En este recorrido abundan las canciones napolitanas, muchas de ellas enormemente populares gracias a Enrico Caruso, Giuseppe di Stefano o Luciano Pavarotti, por citar a tres grandes tenores, como Torna a Surriento, Voce ‘e notte y Non ti scordar di me de Ernesto de Curtis, o Non t’amo più y Marecchiare de Francesco Paolo Tosti, a las que hay que añadir otras como Core’ngrato de Salvatore Cardillo o Musica proibita de Stanislao Gastaldon. Todas estupendamente cantadas e interpretadas con personalidad, fervor y pasión por la deslumbrante voz de la mezzo letona, que, desimpostada, reserva su registro más grave y sombreado para otros estilos musicales, como se encarga de exhibir con garra, susurrando admirablemente, en la canción tradicional La Llorona, así como en la temperamental, de descarada expresión, “Yo soy María” de María de Buenos Aires de Astor Piazzolla, acompañada en ambas por la guitarra del consumado maestro José María Gallardo del Rey, al igual que en el popular tema Gracias a la vida de la chilena Violeta Parra, que fue uno de los grandes caballos de batalla de la mexicana Chavela Vargas. Además, a la cantante le secunda una corte de ocho instrumentistas que contribuyen a resaltar la diversidad de colores y ritmos compendiados en este disco.
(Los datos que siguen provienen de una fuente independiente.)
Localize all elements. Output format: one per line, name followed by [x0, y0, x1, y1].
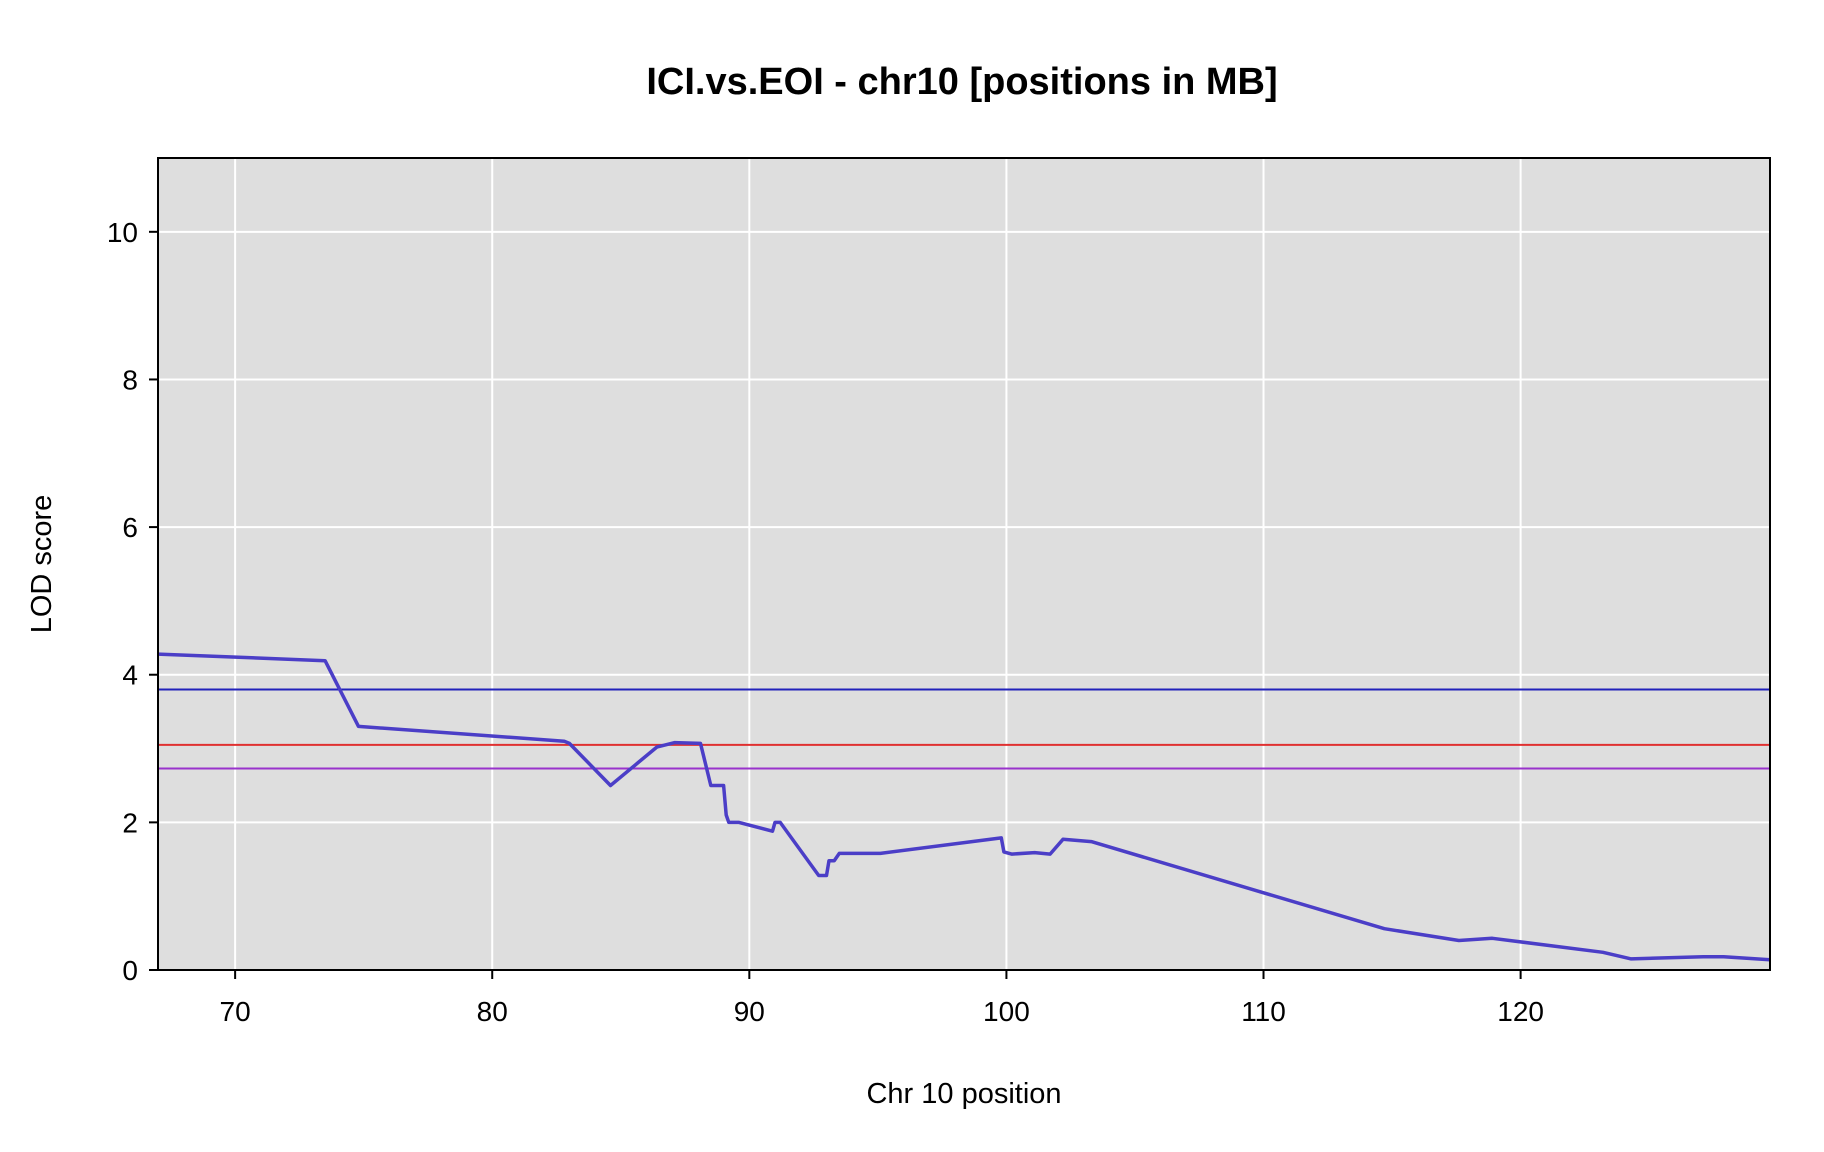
x-axis-title: Chr 10 position — [866, 1078, 1061, 1110]
y-tick-label: 10 — [107, 217, 138, 248]
x-tick-label: 120 — [1497, 996, 1544, 1027]
y-axis-title: LOD score — [26, 495, 58, 634]
x-tick-label: 100 — [983, 996, 1030, 1027]
chart-title: ICI.vs.EOI - chr10 [positions in MB] — [646, 61, 1277, 103]
x-tick-label: 110 — [1241, 996, 1286, 1027]
y-tick-label: 6 — [122, 512, 138, 543]
plot-panel — [158, 158, 1770, 970]
series-layer — [157, 652, 1771, 962]
x-tick-label: 70 — [220, 996, 251, 1027]
y-tick-label: 8 — [122, 364, 138, 395]
axes: 70 80 90 100 110 120 0 2 4 6 8 10 — [107, 217, 1544, 1027]
y-tick-label: 0 — [122, 955, 138, 986]
x-tick-label: 80 — [477, 996, 508, 1027]
plot-frame — [157, 157, 1771, 971]
threshold-lines — [158, 688, 1770, 770]
y-tick-label: 2 — [122, 807, 138, 838]
x-tick-label: 90 — [734, 996, 765, 1027]
lod-series-line — [157, 652, 1771, 962]
y-tick-label: 4 — [122, 660, 138, 691]
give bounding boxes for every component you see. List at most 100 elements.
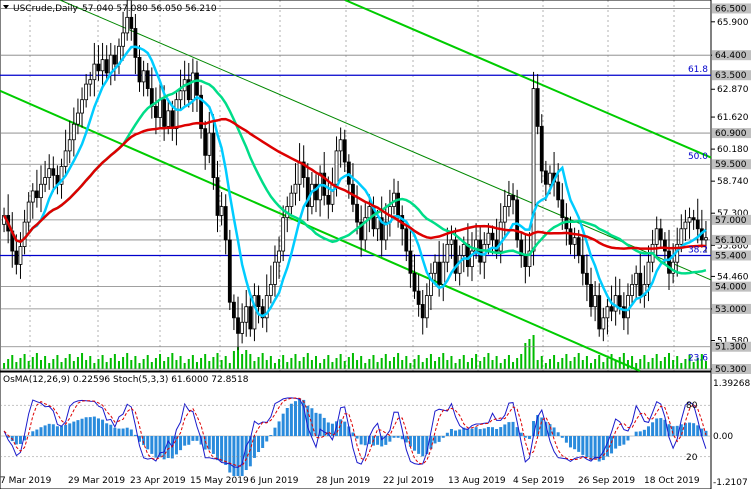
osma-bar	[454, 430, 458, 436]
candle-body	[470, 250, 474, 268]
osma-bar	[388, 436, 392, 442]
volume-bar	[339, 354, 342, 369]
volume-bar	[458, 359, 461, 369]
osma-bar	[302, 399, 306, 436]
osma-bar	[347, 426, 351, 436]
time-label: 4 Sep 2019	[513, 476, 565, 486]
candle-body	[297, 161, 302, 185]
volume-bar	[216, 353, 219, 369]
volume-bar	[343, 361, 346, 369]
osma-bar	[663, 419, 667, 436]
candle-body	[174, 99, 179, 130]
candle-body	[416, 290, 421, 305]
volume-bar	[72, 361, 75, 369]
fib-label: 50.0	[688, 152, 708, 162]
volume-bar	[290, 358, 293, 369]
osma-bar	[519, 432, 523, 436]
volume-bar	[232, 351, 235, 369]
price-tag	[712, 234, 751, 245]
volume-bar	[191, 355, 194, 369]
candle-body	[638, 272, 643, 296]
osma-bar	[675, 425, 679, 436]
osma-bar	[96, 418, 100, 436]
volume-bar	[23, 354, 26, 369]
volume-bar	[93, 363, 96, 369]
moving-averages	[2, 45, 707, 318]
candle-body	[137, 57, 142, 83]
osma-histogram	[0, 398, 711, 476]
osma-bar	[507, 422, 511, 436]
osma-bar	[343, 421, 347, 436]
volume-bar	[179, 356, 182, 369]
candle-body	[195, 72, 199, 96]
osma-bar	[367, 436, 371, 445]
candle-body	[556, 181, 561, 201]
osma-bar	[72, 421, 76, 436]
candle-body	[133, 28, 138, 58]
volume-bar	[524, 343, 527, 369]
osma-bar	[232, 436, 236, 476]
volume-bar	[228, 363, 231, 369]
fib-label: 61.8	[688, 65, 708, 75]
volume-bar	[35, 353, 38, 369]
candle-body	[100, 59, 105, 72]
volume-bar	[200, 358, 203, 369]
osma-bar	[68, 423, 72, 436]
candle-body	[658, 228, 663, 241]
volume-bar	[565, 354, 568, 369]
osma-bar	[191, 436, 195, 441]
candle-body	[260, 306, 265, 319]
candle-body	[379, 217, 384, 241]
ohlc-label: 57.040 57.080 56.050 56.210	[82, 4, 217, 14]
osma-bar	[326, 422, 330, 436]
volume-bar	[195, 362, 198, 369]
osma-bar	[248, 436, 252, 467]
volume-bar	[261, 353, 264, 369]
osma-bar	[55, 426, 59, 436]
osma-bar	[646, 426, 650, 436]
candle-body	[59, 166, 64, 185]
price-tag	[712, 303, 751, 314]
osma-bar	[417, 436, 421, 454]
osma-bar	[265, 436, 269, 442]
osma-bar	[281, 413, 285, 436]
volume-bar	[68, 354, 71, 369]
dropdown-arrow-icon[interactable]	[3, 5, 9, 9]
volume-bar	[19, 358, 22, 369]
candle-body	[199, 94, 203, 130]
osma-bar	[273, 427, 277, 436]
osma-bar	[429, 436, 433, 449]
osma-bar	[113, 427, 117, 436]
osma-bar	[589, 436, 593, 461]
candle-body	[80, 99, 84, 114]
osma-bar	[392, 436, 396, 438]
volume-bar	[483, 357, 486, 369]
candle-body	[437, 261, 442, 285]
volume-bar	[335, 358, 338, 369]
candle-body	[539, 126, 544, 172]
candle-body	[433, 261, 437, 274]
volume-bar	[97, 359, 100, 369]
candle-body	[252, 295, 257, 330]
candle-body	[145, 70, 150, 89]
volume-bar	[15, 362, 18, 369]
osma-bar	[244, 436, 248, 471]
osma-bar	[692, 423, 696, 436]
volume-bar	[286, 362, 289, 369]
trendline	[0, 89, 641, 372]
osma-bar	[544, 421, 548, 436]
osma-bar	[688, 422, 692, 436]
candle-body	[441, 261, 446, 285]
candle-body	[289, 192, 294, 207]
volume-bar	[253, 361, 256, 369]
volume-bar	[175, 360, 178, 369]
osma-bar	[532, 421, 536, 436]
candle-body	[71, 123, 76, 141]
volume-bar	[323, 359, 326, 369]
candle-body	[293, 183, 298, 194]
osma-bar	[18, 436, 22, 445]
candle-body	[445, 243, 450, 263]
candle-body	[84, 83, 89, 101]
price-tag-label: 57.000	[715, 216, 747, 226]
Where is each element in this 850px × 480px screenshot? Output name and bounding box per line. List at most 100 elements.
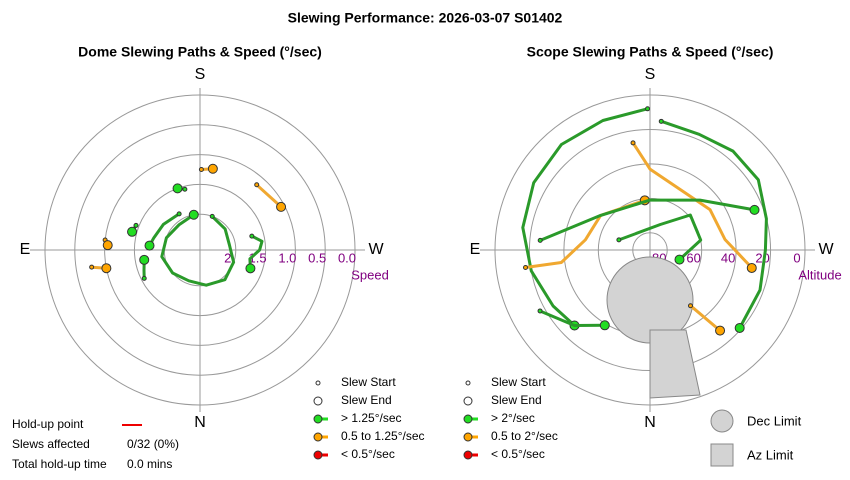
slew-end [172,183,183,194]
r-tick-label: 40 [721,250,735,265]
direction: W [368,241,384,258]
slew-path [248,234,264,269]
holdup-label: Hold-up point [12,417,84,431]
r-tick-label: 0.5 [308,250,326,265]
r-axis-label: Altitude [798,267,841,282]
slew-start [616,237,622,243]
slew-path [689,304,722,332]
direction: N [194,414,206,431]
r-tick-label: 0.0 [338,250,356,265]
slew-end [188,209,199,220]
slew-end [715,325,726,336]
legend-label: Slew Start [341,375,396,389]
limit-label: Az Limit [747,447,794,462]
slew-end [207,163,218,174]
az-limit-icon [710,443,734,467]
slew-end [746,262,757,273]
r-tick-label: 0 [793,250,800,265]
r-axis-label: Speed [351,267,389,282]
legend-marker [463,396,473,406]
grid-ring [104,154,296,346]
r-tick-label: 2 [224,250,231,265]
slew-start [630,140,636,146]
az-limit-area [649,329,701,399]
slew-start [254,182,260,188]
legend-marker [315,380,321,386]
slew-end [674,254,685,265]
slew-end [101,263,112,274]
direction: S [645,66,656,83]
slew-path [660,119,768,329]
chart-title: Dome Slewing Paths & Speed (°/sec) [78,44,322,60]
holdup-label: Total hold-up time [12,457,107,471]
dec-limit-icon [710,409,734,433]
grid-ring [494,94,806,406]
legend-label: > 2°/sec [491,411,535,425]
slew-path [539,309,605,327]
legend-label: < 0.5°/sec [491,447,545,461]
legend-label: > 1.25°/sec [341,411,402,425]
slew-start [658,118,664,124]
slew-start [537,237,543,243]
slew-start [209,213,215,219]
legend-marker [465,380,471,386]
legend-marker [463,414,473,424]
legend-label: Slew Start [491,375,546,389]
grid-ring [133,183,267,317]
direction: W [818,241,834,258]
slew-end [749,204,760,215]
slew-start [523,264,529,270]
r-tick-label: 60 [686,250,700,265]
slew-start [687,303,693,309]
legend-marker [313,432,323,442]
holdup-label: Slews affected [12,437,90,451]
holdup-value: 0/32 (0%) [127,437,179,451]
limit-label: Dec Limit [747,413,802,428]
legend-label: < 0.5°/sec [341,447,395,461]
r-tick-label: 1.0 [278,250,296,265]
legend-label: Slew End [491,393,542,407]
holdup-value: 0.0 mins [127,457,172,471]
slew-start [141,275,147,281]
grid-ring [44,94,356,406]
slew-start [537,308,543,314]
slew-end [102,240,113,251]
legend-marker [463,432,473,442]
slew-path [618,213,703,261]
legend-label: Slew End [341,393,392,407]
page-title: Slewing Performance: 2026-03-07 S01402 [288,10,563,26]
slew-start [89,264,95,270]
slew-end [245,263,256,274]
slew-start [645,106,651,112]
slew-end [144,240,155,251]
slew-start [133,222,139,228]
legend-marker [313,450,323,460]
chart-title: Scope Slewing Paths & Speed (°/sec) [527,44,774,60]
slew-path [539,198,755,242]
legend-label: 0.5 to 1.25°/sec [341,429,425,443]
slew-end [734,322,745,333]
legend-marker [313,396,323,406]
slew-end [139,254,150,265]
grid-ring [74,124,326,376]
slew-start [249,233,255,239]
slew-end [599,320,610,331]
slew-end [127,226,138,237]
slew-path [160,213,236,287]
slew-path [631,141,753,269]
slew-start [182,186,188,192]
direction: S [195,66,206,83]
legend-marker [313,414,323,424]
slew-path [521,107,648,327]
legend-marker [463,450,473,460]
slew-end [276,201,287,212]
direction: E [20,241,31,258]
slew-start [198,167,204,173]
slew-path [255,183,283,209]
direction: N [644,414,656,431]
slew-path [525,198,646,269]
direction: E [470,241,481,258]
slew-start [176,211,182,217]
legend-label: 0.5 to 2°/sec [491,429,558,443]
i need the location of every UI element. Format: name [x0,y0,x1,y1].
Aún hay más piezas cantadas en castellano, como la que abre el compacto, incomparablemente sureña, la celebérrima Granada del mexicano por antonomasia enamorado de España Agustín Lara, que se sirve en un colorido arreglo orquestal del esposo de la cantante. Y como guiño a nuestro género lírico, Garanča nos asombra nuevamente, esta vez por incluir una romanza adjudicada a la cuerda de tenor: el “No puede ser” que canta el personaje de Leandro en La tabernera del puerto de Pablo Sorozábal, que, consideramos, no debería molestar a los más puristas de la zarzuela, pues la cantante se permite un pequeño capricho, una licencia sin mayores consecuencias, y con ella no pretende herir sensibilidades, sino simplemente experimenta de forma puntual con su privilegiada voz, que, como decimos, ya ha prestado adecuadamente y de forma admirable al repertorio de zarzuela en diversas romanzas para su tesitura. En el ecléctico popurrí de babeles que despliega, la mezzo transita por otras lenguas oficiales españolas, como el gallego en el tradicional Vai lavar a cara y la melancólica y hermosa canción Lela de Rosendo Mato Hermida, que acaba en una sutil media voz, además de brindar una insólita versión catalana de la popular declaración de amor de Edvard Grieg (T’estimo). El fin de fiesta nos lleva de nuevo a América del Sur, primero con el sosegado tango El día que me quieras de Carlos Gardel (segunda visita a Argentina) y el remate en portugués del electrizante Brazil de Ary Barroso, puros fuegos artificiales para coronar un trabajo discográfico que es pura vida y puro sol del sur gracias al indiscutible talento de Elīna Garanča, una artista que sigue demostrando que todo lo que toca lo convierte en oro.